One of the places where Gerald Di Pego's witty dialogue goes astray is when it makes Dina's art classes also be all about words. Shouldn't more of what happens in those, to prove the point, be non-verbal? Both teachers, seemingly desperate to prove themselves in every class, keep giving pep talks to the students, insisting that they crank out their best work on the spot right then, in half an hour.

Students don't matter much here, in contrast to other preppy dramas more focused on the youths, like Peter Weir's Dead Poets Society, whose lit prof, played by Robin Williams, similarly inspires his students, without vodka, and the emotional stakes are higher. It may be a bit corny, but isn't it nice to have a good cry (remember Mr. Chips?) or look forward to the future of the class, as in Alan Bennett's The History Boys? Schepisi's students are just wallpaper.

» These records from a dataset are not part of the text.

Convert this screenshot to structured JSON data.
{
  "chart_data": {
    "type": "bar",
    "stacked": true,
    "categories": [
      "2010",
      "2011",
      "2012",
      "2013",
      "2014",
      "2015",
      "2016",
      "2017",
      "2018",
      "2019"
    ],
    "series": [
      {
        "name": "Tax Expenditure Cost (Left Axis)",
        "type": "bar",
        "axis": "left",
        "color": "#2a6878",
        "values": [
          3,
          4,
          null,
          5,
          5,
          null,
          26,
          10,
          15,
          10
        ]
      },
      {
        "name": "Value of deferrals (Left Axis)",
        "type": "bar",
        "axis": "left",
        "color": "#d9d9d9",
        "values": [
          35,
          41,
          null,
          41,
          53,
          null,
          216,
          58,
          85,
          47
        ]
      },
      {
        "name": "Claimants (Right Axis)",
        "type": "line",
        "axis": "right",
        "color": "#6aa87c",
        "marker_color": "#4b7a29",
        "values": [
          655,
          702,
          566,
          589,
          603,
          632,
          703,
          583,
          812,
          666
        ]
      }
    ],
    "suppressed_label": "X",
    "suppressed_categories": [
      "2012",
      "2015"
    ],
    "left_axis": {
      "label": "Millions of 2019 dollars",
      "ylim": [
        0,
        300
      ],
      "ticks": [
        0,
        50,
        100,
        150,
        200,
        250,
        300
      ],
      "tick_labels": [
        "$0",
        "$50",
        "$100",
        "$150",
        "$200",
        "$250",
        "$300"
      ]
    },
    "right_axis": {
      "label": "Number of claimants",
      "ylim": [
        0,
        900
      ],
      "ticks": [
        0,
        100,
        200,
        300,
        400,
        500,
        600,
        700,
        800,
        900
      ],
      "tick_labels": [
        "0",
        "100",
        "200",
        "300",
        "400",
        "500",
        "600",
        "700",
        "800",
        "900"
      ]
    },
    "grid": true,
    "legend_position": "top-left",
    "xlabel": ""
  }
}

Who would want to teach here?

Nonetheless Owen does literary cleverness and academic frumpiness surprisingly well, and Binoche manages to be both handicapped and beautiful, and harsh and pissed-off without being unpleasant. (Binoche, accomplished also as an artist, painted the pictures used in the film.) The two stars give every line and every scene their best shot, and this could come off, in a pinch, as a smart mature person's date movie.

Words and Pictures,111 mins., debuted at Toronto, played at other festivals, and opend limited in US theaters 22 May 2014. The critical reception was very mixed (Metacritic rating 49%).